Setting up a new district aside, a town council also has to be established simultaneously since the law requires that all district headquarters are established in a town council. Typically rural Gombe has therefore been uplifted to a town council and has budgeted to receive Shs40 million as start-up funds. Critics say this is one of the reasons Butambala county MP, Kaddunabbi, fought tooth and nail to have the county cut off Mpigi in order to have his village, Bugoye (located near Gombe), uplifted to town council status.

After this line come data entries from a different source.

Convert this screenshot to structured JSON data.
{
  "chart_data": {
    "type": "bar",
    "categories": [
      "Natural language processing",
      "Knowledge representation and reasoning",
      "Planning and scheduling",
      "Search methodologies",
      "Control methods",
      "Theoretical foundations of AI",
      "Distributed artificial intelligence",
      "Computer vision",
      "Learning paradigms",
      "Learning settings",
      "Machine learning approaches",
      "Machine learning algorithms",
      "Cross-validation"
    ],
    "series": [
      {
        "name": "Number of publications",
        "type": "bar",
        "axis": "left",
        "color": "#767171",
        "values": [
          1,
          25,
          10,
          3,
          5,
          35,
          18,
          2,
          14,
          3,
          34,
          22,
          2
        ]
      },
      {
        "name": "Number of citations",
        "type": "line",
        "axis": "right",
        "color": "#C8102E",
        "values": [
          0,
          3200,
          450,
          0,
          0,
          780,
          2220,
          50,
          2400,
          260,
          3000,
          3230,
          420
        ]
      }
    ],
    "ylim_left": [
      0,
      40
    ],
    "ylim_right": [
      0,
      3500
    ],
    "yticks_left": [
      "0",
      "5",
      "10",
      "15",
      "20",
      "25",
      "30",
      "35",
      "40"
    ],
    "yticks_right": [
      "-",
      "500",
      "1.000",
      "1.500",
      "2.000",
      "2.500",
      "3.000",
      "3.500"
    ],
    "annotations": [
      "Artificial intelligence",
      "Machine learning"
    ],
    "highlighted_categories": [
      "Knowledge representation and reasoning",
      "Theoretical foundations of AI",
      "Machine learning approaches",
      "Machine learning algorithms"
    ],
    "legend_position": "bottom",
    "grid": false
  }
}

The decision to break up Mpigi into three districts has created three district councils with enormous opportunities for politicians and their associates. It has also left the districts poorer and there is no evidence to suggest that service provision will improve significantly, at least in Butambala’s case.

Two district administrations have to be set up at Gombe (Butambala) and Kanoni (Gomba) with all the paraphernalia that goes with them.

Instantly, this has necessitated an increase in funding from the central government. Whereas Mpigi district had budgeted for Shs22 billion this financial year before it was divided up, the budgets of the three separate districts exceed this figure by Shs7 billion. The remaining Mpigi district, composed of Mawokota South and North constituencies, has now budgeted to spend Shs10.3 billion, while Gomba will spend Shs8.8 billion. They all look to the centre for increased remittances, in a setting where national revenue collections have been suffering a down-turn in light of reducing tax revenue harvests and cut backs in donor funding.

In one swoop last April, government created 14 new districts, bringing the total to 111. Uganda has experienced an accelerated proliferation of new districts in recent years. In 2000, 11 new ones were created, with 22 more following five years later.